Thursday, January 7, 2010

Friends & Sisters Forever

I always get sappy about Zoe and Maya as sisters. They really are amazing together, closer than most sisters connected by biology, I believe.

A disgusting case in point -- Maya bites her nails (I have to say "her nails" not "her fingernails," because she's been known to bite her toenails, too!). As we were getting ready this morning, I'm only half paying attention, I confess, when I heard Maya saying something that included the words "bite," "nails," and "Zoe." Took me a minute to figure out the sentence, then I asked for confirmation, "What did you say?!" Maya first said, "Never mind," maybe realizing I wasn't going to like what I was about to hear. I insisted, "No, you were saying something about Zoe and biting nails. What was it?" Maya, always truthful, replied, "Last night, I bit Zoe's nails. I didn't have any left, and she asked me to!"


Every family is different, I know, and the ability or desire to adopt siblings for an adopted child is a personal choice. But at a forum I read, there was a recent discussion about whether it was important for a transracially adopted child to have a same-race adopted sibling. Intuitively, I have the sense that the answer is yes. I didn't have much to add to the discussion, but did recall that there was something about it in the Evan B. Donaldson Institute report, Beyond Culture Camp: Promoting Healthy Identity Formation in Adoption, about Korean adoptees:
While the listing of experiences/services in the survey did not specify “adopted” siblings, almost all of the respondents with brothers or sisters reported having adopted siblings, so we can likely assume that having a sibling who also was adopted was the context of this support. Previous research has found that for transracially adopted young adults, having only a sibling born to their adoptive parents was associated with maladjustment (Brooks & Barth, 1999). Also, Korean adoptees participating in the “Gathering” reported that having a sibling from Korea was a source of comfort and support (Freundlich & Lieberthal, 2000).

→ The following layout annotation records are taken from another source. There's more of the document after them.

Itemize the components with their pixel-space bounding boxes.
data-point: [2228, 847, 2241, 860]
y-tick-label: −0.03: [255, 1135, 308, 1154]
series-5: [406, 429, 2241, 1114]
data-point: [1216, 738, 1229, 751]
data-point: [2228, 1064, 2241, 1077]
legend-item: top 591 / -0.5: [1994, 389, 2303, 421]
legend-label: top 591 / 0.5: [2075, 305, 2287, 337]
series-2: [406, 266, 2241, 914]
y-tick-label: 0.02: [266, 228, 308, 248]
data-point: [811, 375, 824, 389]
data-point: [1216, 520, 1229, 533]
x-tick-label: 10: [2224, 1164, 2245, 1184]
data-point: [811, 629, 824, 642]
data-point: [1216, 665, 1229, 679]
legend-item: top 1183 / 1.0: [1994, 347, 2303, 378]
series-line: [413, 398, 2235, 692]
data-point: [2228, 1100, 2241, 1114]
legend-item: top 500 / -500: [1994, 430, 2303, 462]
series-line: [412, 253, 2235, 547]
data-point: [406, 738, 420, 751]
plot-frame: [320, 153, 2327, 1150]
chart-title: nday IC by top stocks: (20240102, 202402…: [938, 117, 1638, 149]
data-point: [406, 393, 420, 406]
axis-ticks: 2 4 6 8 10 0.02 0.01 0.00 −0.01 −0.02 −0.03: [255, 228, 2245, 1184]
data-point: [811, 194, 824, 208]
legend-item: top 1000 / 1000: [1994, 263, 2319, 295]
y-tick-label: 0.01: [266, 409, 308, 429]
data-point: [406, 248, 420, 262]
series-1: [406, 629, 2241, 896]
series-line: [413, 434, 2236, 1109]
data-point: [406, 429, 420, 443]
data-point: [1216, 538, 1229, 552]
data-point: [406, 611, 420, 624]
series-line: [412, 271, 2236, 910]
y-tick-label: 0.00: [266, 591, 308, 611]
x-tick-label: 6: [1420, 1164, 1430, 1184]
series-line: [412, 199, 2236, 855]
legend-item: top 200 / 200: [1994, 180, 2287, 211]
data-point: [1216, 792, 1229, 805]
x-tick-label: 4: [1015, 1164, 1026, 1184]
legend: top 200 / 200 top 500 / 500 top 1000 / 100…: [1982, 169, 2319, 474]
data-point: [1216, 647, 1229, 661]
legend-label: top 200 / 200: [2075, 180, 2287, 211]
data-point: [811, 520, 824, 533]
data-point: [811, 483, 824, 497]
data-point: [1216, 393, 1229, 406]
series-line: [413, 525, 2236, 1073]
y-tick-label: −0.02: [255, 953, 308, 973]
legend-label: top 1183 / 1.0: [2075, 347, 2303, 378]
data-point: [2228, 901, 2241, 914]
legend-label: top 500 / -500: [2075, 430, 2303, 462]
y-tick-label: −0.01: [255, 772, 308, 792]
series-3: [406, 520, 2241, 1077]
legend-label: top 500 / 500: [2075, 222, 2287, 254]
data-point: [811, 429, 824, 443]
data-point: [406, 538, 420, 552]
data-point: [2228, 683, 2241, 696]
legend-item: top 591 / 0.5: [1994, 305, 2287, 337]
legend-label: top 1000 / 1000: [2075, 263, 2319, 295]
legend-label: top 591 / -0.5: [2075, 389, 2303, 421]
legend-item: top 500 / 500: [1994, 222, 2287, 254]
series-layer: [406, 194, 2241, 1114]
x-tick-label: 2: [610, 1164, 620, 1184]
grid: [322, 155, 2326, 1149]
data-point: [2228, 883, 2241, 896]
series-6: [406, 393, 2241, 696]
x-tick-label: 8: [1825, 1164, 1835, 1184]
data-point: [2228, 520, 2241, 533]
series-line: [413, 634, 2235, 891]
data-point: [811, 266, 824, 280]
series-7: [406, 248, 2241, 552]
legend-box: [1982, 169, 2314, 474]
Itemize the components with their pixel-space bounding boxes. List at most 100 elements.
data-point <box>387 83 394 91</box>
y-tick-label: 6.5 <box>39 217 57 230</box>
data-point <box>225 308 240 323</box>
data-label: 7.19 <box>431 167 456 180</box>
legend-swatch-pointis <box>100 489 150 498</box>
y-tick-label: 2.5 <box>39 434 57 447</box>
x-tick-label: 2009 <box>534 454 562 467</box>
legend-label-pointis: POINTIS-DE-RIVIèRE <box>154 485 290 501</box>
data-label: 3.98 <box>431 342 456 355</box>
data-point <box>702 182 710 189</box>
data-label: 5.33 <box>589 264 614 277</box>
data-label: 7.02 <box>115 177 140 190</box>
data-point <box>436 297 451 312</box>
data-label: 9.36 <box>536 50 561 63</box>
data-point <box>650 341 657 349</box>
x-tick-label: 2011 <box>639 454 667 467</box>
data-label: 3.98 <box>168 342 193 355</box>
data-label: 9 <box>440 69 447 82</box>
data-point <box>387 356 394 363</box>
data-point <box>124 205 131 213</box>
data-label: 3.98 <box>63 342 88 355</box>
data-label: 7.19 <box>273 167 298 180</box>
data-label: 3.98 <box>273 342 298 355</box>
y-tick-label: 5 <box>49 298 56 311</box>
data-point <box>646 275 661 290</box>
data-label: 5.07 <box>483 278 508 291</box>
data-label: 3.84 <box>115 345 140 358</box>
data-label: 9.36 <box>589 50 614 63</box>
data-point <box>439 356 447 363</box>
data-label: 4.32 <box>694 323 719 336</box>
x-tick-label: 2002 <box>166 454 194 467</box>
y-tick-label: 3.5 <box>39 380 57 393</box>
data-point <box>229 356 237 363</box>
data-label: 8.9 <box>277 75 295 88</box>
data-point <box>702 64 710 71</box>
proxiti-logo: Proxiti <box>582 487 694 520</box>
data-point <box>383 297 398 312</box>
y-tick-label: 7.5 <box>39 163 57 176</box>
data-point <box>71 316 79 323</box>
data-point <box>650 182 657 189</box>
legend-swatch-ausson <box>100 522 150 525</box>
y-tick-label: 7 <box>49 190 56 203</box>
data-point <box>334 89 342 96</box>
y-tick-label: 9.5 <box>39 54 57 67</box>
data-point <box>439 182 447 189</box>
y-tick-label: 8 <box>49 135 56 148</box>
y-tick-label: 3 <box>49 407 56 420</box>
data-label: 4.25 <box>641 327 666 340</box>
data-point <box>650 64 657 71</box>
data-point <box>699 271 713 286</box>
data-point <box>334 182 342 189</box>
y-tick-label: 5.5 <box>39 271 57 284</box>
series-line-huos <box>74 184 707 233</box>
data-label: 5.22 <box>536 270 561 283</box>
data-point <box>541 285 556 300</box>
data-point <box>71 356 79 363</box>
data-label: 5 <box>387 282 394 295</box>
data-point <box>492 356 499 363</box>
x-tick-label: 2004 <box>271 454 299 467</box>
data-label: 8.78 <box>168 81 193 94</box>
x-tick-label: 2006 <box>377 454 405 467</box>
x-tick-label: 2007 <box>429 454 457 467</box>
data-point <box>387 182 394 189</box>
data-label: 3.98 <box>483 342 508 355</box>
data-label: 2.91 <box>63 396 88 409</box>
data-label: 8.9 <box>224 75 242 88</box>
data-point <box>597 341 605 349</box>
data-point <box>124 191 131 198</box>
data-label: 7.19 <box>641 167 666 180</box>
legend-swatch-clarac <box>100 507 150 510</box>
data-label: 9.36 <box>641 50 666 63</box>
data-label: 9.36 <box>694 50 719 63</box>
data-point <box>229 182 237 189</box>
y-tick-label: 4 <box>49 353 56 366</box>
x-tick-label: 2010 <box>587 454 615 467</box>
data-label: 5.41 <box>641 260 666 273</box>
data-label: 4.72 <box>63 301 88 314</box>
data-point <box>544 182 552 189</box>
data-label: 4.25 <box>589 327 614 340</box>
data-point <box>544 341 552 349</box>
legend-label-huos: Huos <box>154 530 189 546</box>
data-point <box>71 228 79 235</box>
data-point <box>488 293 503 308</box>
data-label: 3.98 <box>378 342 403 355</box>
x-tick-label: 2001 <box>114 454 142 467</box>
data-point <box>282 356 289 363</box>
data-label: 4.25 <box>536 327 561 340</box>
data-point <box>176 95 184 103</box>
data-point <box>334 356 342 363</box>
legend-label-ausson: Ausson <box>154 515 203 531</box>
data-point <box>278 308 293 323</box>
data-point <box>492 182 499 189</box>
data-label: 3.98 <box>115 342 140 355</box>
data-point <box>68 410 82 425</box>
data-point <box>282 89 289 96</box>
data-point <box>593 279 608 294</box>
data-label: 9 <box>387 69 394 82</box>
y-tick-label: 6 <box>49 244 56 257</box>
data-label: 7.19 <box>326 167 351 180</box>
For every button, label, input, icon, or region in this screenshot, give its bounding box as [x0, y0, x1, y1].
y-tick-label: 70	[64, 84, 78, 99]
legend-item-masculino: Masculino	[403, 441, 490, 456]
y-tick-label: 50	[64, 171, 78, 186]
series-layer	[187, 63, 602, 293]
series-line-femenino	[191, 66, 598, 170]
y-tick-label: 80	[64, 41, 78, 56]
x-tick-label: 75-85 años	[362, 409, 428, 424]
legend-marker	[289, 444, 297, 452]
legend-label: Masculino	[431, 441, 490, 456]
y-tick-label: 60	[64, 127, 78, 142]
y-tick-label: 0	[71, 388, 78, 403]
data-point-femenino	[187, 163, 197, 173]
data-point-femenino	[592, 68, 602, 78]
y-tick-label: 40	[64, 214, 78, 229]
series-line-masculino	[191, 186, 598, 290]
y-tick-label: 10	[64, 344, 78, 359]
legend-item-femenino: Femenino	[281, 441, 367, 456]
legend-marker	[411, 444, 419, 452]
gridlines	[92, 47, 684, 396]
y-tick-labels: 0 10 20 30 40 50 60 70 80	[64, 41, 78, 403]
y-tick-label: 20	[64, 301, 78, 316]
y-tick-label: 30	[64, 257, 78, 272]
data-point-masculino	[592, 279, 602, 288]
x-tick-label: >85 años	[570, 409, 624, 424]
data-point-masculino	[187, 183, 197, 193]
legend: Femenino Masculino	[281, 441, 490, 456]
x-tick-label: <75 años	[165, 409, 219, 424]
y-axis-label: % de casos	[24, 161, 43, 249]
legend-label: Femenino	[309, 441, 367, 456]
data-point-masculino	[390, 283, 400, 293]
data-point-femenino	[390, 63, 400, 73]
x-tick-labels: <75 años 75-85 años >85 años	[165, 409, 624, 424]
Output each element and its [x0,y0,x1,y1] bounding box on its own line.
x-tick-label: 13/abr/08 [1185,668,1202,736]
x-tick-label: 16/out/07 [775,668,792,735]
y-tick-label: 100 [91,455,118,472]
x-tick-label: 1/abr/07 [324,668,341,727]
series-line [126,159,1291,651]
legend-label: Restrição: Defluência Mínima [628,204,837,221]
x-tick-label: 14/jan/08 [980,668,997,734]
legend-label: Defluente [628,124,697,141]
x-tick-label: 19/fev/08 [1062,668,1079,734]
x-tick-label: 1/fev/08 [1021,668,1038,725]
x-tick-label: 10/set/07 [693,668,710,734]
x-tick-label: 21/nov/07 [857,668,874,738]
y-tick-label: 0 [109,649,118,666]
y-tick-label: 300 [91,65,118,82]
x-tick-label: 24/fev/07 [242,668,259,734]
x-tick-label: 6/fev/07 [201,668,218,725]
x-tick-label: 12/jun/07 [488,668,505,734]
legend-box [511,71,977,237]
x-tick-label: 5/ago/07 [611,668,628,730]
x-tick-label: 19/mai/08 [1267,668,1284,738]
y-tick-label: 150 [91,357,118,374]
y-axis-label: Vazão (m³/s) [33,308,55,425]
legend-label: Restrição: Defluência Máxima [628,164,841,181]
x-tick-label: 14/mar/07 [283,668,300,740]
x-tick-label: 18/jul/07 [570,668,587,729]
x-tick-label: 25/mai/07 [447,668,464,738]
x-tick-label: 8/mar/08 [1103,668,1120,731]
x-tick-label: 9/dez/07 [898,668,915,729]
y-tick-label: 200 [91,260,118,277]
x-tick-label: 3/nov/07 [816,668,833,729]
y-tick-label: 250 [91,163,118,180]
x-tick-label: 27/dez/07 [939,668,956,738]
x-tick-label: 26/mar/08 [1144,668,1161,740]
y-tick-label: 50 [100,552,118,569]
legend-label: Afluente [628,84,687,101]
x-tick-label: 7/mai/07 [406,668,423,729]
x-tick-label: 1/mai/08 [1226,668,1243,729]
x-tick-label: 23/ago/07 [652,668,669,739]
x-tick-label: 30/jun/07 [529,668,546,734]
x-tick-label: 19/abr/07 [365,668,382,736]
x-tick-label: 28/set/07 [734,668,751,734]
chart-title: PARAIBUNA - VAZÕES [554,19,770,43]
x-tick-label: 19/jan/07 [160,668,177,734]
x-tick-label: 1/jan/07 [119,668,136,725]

Not very definitive, hmm? There are no absolutes about this. I think Zoe and Maya are very fortunate to have each other, for lots of reasons including the support they give each other on issues of adoption and race. But I also think if I had decided not to adopt again after Zoe, things would still work out well for her. And I was reminded of this issue of same-race siblings today because I showed my Adoption Law class Adopted: The Movie. I was again struck by the extraordinary support Korean adoptee Jen got from her only sibling, the brother born to her white adoptive parents. So this probably falls in the "it depends on the individual" category . . . .

And yes, Zoe is the artist featured above!


LisaLew said...

Great story. And, I love the picture. I hope you have it in a frame!
Syd told me just the other day she wanted a sister from China. "Not a little one," one her age "to play with and we could be best friends."

Anonymous said...

Of course I love LOVE LOVE reading your blog. This is such an interesting topic! So many questioned us when we adopted two biologically unrelated children at the same time. (since we have been back, the laws have changed and you can no longer adopt two biologically unrelated at the same time). Anyway, after being home for 4 years I can honestly say I can't imagine one without the other. :-) Being so close in age they have learned so much together and will always have such a special bond. It may not be biological, but it is special. Just like you have described, my two are so in tune with each other's needs. Be it nails :-) or just general protection. Thank you so much for all you share :-) I so enjoy it :-)
--Stephanie Davis

travelmom and more said...

My daughter asks for a brother or sister almost daily. We would love to adopt a second child from China and have been waiting for 2.5 years with no end in sight. In place of a sister we talk about the other family in our town who have twins from our daughters SWI as her Yangxi-sisters, and our daughter is very happy to embrace them as kin of sorts. We get holiday cards from some of the families from our travel group and my daughter is always excited to learn more about them. I was an only child, and happy being an only child, but in the pit of my stomach I feel like my daughter needs a sibling. I am not sure if a sibling is in our future I I hope so.

Anonymous said...

You adopted at the right time. I am in the same boat as Travelmom, but we have been waiting over 3.5 years... with no end in sight. Consequently, i don't know if it will be in our family's (specifically, our daughter's) future.